It is a grave mistake to think that love means accepting a person, sin and all, with no moral judgments about his or her behavior, especially when it’s coming from a spiritual leader. God’s Word gives us absolute standards for right and wrong behavior (2 Timothy 4:1-4). As well, He instructs us as to how we’re to deliver correction, chastisement or rebuke against ill behavior, but in love.
If we see someone violating biblical standards, they must be corrected, but in love. If not, the violator will be headed towards sin. And the consequences of sowing to the violator’s flesh is corruption (Galatians 6:8; Romans 6:23). Besides, we wouldn’t want to be held accountable for failing to correct someone when we had the opportunity to do it.
The art of correction is a huge subject which many believers, particularly church leaders do not wish to address. Fear of retaliation, loss of membership, anxious that the person’s feelings will get hurt, finger pointing, being aware of the guilt of sin in one’s own life or procrastination are a few reasons why correction in the body of Christ isn’t popular or isn’t done. In His ministry on earth, Jesus brought forth Kingdom correction according to the full Gospel (Job 5:17, Hebrews 12:6). And today He’s still doing this through His sons and daughters (Titus 2:15).
Biblical correction, in love, is gentle (Galatians 6:1). It requires one to first examine himself (Psalm 139:23,24; Matthew 7:3-5). We do not have to be perfect, as we know perfection, to practice this ministry of correction. If we think this way, it would never get done. Conversely, we must have the mindset of Christ. Nonetheless, we must first judge our own sin (Matthew 7:1,2). Also, correction according to the Word of God requires waiting on the Lord. To add, followers of Christ must apply biblical wisdom to know whether to remain silent or not to bring correction at that time because of the situation.
It’s true that we are under Grace, and that our sin has been forgiven yesterday, today and forevermore. As well, it’s true that we’re not obligated to sit under “sin conscious,” messages which shackles our liberty (John 8:36).

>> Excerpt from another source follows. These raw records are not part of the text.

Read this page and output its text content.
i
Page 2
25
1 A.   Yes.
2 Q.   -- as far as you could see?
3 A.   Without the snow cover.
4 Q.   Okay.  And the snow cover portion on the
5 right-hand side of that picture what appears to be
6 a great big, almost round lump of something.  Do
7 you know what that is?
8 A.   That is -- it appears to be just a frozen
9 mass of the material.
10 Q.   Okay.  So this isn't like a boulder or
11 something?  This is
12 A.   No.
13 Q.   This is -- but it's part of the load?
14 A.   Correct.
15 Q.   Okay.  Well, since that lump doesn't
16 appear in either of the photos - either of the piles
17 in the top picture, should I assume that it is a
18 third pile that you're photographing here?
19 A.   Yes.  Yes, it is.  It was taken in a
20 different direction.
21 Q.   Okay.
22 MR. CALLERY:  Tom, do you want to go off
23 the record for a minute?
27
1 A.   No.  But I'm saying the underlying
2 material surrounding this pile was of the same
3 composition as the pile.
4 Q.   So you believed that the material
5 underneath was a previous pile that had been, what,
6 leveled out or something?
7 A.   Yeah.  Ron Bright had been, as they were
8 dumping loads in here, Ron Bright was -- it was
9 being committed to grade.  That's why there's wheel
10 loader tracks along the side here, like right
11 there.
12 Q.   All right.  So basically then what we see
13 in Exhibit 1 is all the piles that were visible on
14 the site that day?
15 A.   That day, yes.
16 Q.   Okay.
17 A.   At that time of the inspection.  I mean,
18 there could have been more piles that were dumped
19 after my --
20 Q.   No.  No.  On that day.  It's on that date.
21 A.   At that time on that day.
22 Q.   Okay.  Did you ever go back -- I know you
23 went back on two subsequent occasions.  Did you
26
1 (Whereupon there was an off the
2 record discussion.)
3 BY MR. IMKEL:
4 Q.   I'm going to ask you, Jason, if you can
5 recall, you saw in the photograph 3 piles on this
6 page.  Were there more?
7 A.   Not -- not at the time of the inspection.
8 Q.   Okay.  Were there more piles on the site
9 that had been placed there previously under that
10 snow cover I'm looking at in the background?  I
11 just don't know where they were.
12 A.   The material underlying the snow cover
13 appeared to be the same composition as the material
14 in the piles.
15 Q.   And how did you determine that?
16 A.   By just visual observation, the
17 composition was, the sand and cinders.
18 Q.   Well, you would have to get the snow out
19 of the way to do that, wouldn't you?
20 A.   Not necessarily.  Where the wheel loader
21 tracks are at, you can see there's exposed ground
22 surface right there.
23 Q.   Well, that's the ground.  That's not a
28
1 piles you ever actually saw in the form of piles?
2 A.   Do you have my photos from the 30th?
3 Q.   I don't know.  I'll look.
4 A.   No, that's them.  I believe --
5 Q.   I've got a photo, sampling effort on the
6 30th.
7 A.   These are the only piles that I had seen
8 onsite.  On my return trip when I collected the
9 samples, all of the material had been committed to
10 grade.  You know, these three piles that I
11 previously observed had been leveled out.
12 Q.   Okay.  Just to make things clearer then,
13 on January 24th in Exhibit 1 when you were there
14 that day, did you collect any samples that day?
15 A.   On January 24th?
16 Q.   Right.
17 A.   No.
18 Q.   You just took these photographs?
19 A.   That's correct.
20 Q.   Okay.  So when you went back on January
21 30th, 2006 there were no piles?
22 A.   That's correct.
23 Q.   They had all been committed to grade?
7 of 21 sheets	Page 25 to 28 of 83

So why bring correction? Because Jesus said, He is the “way, the truth and the life” (John 14:6). People must understand that “their way” in sin behavior, is God resistant or rejection.
In conclusion, when we or a spiritual leader speaks the truth in love regarding rebuke, instruction in righteousness or correction, we could start out by saying for an example, “you don’t need to do—whatever the wrong doing is—that because, this is who you are.” In other words, tell that person who they are in Christ, in love. And keep reminding them of who they are in Christ every time you see them or speak to them. Make sure that you’re being led by the Holy Spirit rather than self-righteousness. The Holy Spirit of God will do the rest! Now that’s love. And personally, I want that kind of correction (Proverbs 3:12).